China Kweichow Moutai Distillery (Group) Co., Ltd. (hereinafter referred to as Maotai) was founded in 195 1 year on the basis of Cheng Yi, Ronghe and Hengxing, Maotai towns with a history of one hundred years, and was restructured into Maotai Group in 1996. Through the unremitting efforts of generations of Maotai people, Maotai Group has now developed into a state-owned super-large enterprise with Guizhou Maotai Co., Ltd. as its core subsidiary, 36 wholly-owned, holding and shareholding companies and more than 40,000 employees.
On September 24th, 20021year, Maotai put forward the five-line development strategic plan for the first time. The five elements of blue, green, white, purple and red correspond to blueprint planning, green development, reform and innovation, Maotai culture and environmental protection and safety respectively, with clear objectives, scientific planning and pragmatic measures in each field. Maotai adheres to the development concept of conforming to nature and promoting the harmony between man and nature, actively practices the new development concept, implements the dual-carbon strategy, and adheres to the green and low-carbon sustainable development path.
Practice the new development concept
Maotai has set up a special environmental protection committee, which has been implementing five special projects for many years, namely, replenishing water, lifting gas, consolidating soil, protecting micro-scale and balancing ecology. The first is to build a scientific water intake, water use and water control system. From 20 14, it will be invested as the ecological environment protection fund of Chishui River basin every year to build the Moutai water cycle model based on the ecological health of Chishui River.

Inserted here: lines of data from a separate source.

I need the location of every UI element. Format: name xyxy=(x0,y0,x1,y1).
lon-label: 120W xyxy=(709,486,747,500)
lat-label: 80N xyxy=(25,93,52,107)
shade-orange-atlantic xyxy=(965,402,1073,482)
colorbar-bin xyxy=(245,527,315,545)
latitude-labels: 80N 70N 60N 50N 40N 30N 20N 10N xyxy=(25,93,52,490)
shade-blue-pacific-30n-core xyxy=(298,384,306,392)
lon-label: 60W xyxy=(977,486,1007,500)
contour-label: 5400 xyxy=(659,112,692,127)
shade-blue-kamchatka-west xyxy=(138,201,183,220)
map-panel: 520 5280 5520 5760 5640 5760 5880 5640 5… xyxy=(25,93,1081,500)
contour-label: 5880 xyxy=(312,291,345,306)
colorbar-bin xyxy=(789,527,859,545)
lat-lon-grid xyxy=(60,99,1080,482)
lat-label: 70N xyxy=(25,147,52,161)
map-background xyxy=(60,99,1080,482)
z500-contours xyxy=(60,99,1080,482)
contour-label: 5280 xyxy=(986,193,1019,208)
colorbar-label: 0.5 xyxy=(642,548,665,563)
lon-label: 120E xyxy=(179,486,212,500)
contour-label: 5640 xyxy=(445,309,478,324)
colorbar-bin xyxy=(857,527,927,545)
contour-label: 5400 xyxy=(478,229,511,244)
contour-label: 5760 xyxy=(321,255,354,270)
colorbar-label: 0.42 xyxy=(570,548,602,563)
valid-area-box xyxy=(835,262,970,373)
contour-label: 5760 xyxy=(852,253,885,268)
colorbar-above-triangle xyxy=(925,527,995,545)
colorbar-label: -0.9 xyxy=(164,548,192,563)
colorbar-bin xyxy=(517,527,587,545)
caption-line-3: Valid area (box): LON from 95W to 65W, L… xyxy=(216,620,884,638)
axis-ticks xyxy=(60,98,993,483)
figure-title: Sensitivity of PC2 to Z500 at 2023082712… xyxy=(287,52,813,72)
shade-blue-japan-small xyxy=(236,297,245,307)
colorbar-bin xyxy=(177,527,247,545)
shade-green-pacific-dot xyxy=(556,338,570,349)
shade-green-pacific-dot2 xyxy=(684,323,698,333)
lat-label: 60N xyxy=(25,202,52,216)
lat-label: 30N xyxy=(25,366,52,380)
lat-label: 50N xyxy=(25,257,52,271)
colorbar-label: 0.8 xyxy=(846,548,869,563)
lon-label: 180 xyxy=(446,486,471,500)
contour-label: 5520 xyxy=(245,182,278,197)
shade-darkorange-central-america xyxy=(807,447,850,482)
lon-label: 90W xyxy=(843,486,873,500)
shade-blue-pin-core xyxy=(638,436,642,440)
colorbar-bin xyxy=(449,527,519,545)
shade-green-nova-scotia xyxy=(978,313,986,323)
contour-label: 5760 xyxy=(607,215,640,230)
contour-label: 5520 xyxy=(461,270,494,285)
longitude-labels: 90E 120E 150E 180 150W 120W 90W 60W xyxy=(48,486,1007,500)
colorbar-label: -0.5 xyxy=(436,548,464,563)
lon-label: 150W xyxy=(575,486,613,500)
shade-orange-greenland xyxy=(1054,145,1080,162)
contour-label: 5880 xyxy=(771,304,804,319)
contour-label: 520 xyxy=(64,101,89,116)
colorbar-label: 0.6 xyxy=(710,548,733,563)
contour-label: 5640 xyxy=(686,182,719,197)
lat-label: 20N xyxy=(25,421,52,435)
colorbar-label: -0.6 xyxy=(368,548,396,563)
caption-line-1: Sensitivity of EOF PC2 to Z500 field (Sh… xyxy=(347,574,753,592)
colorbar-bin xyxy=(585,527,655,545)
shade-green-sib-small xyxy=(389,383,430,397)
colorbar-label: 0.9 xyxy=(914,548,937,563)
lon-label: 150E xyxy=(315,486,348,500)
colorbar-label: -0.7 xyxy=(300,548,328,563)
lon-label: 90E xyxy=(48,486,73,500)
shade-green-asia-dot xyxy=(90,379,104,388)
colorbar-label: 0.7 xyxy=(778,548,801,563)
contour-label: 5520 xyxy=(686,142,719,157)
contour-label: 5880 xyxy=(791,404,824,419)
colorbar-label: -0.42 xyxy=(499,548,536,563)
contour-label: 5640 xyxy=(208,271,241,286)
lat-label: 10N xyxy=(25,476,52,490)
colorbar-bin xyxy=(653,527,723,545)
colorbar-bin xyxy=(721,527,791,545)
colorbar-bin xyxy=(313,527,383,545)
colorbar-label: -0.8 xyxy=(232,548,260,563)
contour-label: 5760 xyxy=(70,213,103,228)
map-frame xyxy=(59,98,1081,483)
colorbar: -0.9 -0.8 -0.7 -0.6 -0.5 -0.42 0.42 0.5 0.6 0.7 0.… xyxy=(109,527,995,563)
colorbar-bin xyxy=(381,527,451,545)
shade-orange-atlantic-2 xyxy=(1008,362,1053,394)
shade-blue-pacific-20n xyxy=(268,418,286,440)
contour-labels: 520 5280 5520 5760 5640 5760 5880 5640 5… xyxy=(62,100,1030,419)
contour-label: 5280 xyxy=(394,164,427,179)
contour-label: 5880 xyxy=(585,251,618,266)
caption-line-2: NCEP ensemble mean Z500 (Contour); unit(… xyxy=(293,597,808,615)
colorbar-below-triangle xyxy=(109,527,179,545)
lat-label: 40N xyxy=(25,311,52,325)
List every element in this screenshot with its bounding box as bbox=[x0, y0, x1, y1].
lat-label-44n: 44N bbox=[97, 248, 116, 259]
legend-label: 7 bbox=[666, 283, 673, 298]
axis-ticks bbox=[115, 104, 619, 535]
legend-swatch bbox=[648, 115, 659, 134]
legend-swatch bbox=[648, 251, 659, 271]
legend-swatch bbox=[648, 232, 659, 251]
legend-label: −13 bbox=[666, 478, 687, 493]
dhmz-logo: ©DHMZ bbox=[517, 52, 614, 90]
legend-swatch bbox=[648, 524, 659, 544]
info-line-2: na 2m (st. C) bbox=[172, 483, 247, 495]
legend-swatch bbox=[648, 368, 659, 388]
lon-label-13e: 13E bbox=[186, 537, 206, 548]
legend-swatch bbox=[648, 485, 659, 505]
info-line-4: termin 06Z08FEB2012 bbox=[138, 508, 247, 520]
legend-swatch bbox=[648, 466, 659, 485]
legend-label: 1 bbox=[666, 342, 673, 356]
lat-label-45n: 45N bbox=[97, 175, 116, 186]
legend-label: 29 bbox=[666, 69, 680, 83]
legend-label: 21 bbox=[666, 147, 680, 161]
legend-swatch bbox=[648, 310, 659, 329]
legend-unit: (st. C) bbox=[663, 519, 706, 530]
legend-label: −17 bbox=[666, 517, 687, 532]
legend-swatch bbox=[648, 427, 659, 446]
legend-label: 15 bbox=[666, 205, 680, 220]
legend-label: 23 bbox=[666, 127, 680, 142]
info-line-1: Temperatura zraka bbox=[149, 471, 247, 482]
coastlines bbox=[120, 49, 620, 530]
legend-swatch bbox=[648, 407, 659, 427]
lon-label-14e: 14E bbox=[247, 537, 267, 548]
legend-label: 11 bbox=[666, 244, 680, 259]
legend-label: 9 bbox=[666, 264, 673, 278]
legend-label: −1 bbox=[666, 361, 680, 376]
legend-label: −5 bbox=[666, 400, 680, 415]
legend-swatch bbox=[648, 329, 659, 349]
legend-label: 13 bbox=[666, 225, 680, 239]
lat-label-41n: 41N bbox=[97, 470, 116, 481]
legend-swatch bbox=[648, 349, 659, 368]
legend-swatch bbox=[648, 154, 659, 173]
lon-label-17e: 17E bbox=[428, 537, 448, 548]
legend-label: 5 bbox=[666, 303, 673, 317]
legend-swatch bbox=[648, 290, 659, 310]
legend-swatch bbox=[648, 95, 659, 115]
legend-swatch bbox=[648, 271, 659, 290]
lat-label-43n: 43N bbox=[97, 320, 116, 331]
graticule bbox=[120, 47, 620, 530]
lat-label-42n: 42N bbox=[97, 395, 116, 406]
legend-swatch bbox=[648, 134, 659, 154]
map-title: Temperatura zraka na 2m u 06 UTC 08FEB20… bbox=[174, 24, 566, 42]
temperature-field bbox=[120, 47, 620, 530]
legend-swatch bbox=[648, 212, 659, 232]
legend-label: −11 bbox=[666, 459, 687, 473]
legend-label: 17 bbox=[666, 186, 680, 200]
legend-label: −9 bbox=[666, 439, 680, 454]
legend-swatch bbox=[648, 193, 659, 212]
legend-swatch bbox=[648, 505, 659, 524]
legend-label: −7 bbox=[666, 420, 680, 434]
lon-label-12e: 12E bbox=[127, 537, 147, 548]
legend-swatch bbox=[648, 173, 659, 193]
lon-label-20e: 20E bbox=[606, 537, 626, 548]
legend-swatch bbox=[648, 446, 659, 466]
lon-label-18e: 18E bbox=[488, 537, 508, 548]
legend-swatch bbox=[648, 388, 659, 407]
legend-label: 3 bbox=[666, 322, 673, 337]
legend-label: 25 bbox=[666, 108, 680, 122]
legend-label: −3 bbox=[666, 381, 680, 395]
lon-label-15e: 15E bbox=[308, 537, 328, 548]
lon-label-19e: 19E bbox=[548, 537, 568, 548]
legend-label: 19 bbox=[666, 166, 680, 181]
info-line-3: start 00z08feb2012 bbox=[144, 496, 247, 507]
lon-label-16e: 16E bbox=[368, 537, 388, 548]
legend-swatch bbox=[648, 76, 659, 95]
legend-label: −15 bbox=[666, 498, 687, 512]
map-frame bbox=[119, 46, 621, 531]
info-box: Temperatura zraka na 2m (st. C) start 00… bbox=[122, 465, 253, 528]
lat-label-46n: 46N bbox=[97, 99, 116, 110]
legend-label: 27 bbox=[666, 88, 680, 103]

The second is to strengthen the capacity building of atmospheric environmental monitoring, improve the air pollution prevention and control system, and reduce regional air pollutant emissions. The third is to strengthen the protection of land resources such as purple mud and related technology research, optimize the space of core producing areas of soy sauce and wine, and improve the development layout of new ecological industries for production and life. Fourth, strengthen the basic research of microorganisms, build a microbial population protection system, prevent the invasion of foreign pathogenic microorganisms, and create an excellent environment for the growth of brewing microorganisms.